Her skin prickled and heated and she tasted bile. "Two blocks up."

"And I'm not totally heartless," he said, though she did not believe him. "I'm not happy with the handling of this, but I wouldn't expect you to walk in this. I would have offered myself, in the end."

She had every confidence he would not have. She tapped the window as her building came into view and said, "Here."

He slowed the automobile and popped open the glove box as they came to a stop. He pulled out a stack of business cards and held one out to her. "Here's my card. Give me a call if you ever need a ride again." When she made no move to take it, he gave it a little wave. "As I said, I'm just unhappy with how this went down, not with the actual driving you home part."

She pressed her lips together as she stared at the card. "I don't think so." She would rather walk home in a blizzard than share a ride with him again.

He held up his hands in a gesture of innocence. "Look, if you're worried I'm trying to pick you up, that's not the case. I promise. I have a girlfriend."

She let out a breathy laugh, because the thought had not entered her mind.

"I know," he said. "How is it possible?"

She opened the automobile door and popped her umbrella.

"Really," he said, proffering the card again. "We got off on the wrong foot, and that's my fault. I want to make it up to you if I can."

A different thought, one less related to starting anew and more related to radios and political psychology, returned, and she did reach out and take the card. He smiled like he had won something, and before he could say anything more, she slammed the door, turned on her heel, and marched through the front door of her apartment building.

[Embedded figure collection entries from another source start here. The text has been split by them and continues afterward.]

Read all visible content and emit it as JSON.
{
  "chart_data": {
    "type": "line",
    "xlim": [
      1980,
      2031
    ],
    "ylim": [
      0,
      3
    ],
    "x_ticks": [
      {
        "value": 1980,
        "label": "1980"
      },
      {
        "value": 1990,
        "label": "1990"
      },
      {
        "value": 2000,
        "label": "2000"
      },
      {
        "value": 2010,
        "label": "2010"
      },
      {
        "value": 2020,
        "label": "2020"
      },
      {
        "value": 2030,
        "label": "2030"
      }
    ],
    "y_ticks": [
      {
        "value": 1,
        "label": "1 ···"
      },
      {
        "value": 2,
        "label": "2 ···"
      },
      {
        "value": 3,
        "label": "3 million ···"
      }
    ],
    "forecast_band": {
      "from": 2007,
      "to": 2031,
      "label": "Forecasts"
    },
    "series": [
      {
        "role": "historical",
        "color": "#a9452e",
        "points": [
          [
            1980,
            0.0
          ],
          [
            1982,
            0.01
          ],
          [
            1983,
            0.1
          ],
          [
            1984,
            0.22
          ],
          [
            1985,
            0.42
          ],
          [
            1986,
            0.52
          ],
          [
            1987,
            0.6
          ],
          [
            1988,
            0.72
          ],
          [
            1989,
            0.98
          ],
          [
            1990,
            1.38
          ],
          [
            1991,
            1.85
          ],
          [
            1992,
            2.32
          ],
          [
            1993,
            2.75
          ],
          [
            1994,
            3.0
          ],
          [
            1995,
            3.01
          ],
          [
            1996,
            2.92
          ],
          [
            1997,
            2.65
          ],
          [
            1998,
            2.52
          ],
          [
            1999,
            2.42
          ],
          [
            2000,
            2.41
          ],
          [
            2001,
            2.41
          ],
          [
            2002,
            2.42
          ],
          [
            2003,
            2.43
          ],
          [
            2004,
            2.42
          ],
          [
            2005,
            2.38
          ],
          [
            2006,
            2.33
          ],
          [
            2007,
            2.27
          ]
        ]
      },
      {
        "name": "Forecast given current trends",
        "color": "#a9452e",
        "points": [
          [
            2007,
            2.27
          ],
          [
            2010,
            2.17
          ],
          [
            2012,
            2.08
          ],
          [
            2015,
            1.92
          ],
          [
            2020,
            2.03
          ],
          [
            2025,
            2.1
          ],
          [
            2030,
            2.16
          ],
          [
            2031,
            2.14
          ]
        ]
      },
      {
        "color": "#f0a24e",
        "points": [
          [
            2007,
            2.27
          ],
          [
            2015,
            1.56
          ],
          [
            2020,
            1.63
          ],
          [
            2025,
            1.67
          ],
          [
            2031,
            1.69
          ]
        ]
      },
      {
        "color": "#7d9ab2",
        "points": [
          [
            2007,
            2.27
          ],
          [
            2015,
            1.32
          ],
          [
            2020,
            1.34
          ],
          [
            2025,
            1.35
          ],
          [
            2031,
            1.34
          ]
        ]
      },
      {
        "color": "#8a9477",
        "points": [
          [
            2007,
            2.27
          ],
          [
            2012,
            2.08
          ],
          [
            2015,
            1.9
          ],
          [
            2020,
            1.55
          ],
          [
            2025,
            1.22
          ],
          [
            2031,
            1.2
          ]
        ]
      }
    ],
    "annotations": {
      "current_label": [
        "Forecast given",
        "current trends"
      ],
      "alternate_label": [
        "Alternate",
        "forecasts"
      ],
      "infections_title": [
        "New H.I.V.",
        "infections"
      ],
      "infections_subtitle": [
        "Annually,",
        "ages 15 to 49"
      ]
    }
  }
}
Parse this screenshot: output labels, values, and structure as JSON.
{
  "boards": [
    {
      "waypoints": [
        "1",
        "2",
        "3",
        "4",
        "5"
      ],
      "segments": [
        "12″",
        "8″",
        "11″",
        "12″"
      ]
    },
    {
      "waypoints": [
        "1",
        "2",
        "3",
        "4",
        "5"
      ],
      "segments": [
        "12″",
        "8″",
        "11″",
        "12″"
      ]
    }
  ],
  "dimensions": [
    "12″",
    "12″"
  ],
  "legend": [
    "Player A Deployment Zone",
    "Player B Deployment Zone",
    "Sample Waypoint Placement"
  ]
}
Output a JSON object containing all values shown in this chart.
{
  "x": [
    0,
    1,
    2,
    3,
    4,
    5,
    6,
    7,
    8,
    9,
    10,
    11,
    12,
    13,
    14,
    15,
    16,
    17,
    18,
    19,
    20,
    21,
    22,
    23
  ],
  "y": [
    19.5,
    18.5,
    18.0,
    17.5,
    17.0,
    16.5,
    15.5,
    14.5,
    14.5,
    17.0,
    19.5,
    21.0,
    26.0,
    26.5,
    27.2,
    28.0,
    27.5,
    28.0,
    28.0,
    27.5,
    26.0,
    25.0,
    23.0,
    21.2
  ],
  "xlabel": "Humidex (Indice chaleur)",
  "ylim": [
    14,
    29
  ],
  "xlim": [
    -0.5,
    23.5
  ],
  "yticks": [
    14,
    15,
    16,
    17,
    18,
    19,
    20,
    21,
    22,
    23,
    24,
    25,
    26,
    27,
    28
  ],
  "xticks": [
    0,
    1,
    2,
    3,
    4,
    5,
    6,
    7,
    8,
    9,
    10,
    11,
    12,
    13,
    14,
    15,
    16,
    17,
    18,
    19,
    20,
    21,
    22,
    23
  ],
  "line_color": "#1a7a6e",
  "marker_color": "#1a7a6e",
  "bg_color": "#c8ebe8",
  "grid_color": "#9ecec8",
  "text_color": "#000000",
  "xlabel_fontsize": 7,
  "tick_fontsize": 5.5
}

She was lucky. When she had moved after her promotion to major two years earlier, she had found a flat on the ground floor of a building with a covered patio. She usually took Black Hayate out there when she got home from work, and she needed to, judging by the way he whined from inside before she had put the key into her lock. She didn't leash him to take him out. He was getting old and sick, and he could no longer run as far or as far as he once could. He also would not try to run in the rain.

When she opened the door off of her tiny kitchen, he pushed between her legs and padded to a corner where some potted plants grew. She sat on the door sill and told herself she would take care of his business in the morning, even though she knew she would be outside with a bag in case another tenant woke before she did.

She slipped her boots off and rolled her ankles, and Black Hayate came to her and pressed himself against her leg. She pulled him into her lap and rubbed her hands over his face and soft ears. His muzzle had been greying of late, and there was a cataract in his left eye and those lumps on his belly about which the veterinarian hold told her nothing could be done. "Just keep him comfortable," he had said. "Comfortable and happy."

Riza looked at him with all the earnestness she could muster after two stressful days. "You're a good boy." She smiled at a joke she had once made: of all the men in her life, he was the best one. With a heavy sigh, she buried her face in his side and repeated what she had said. His small body shook with excitement and he licked the side of her face.

After a few more minutes of sitting and hugging her dog, she would go back inside, and he would wait at the bedroom door until she was ready to sleep. But not yet. She scratched behind one of his ears. No, not yet.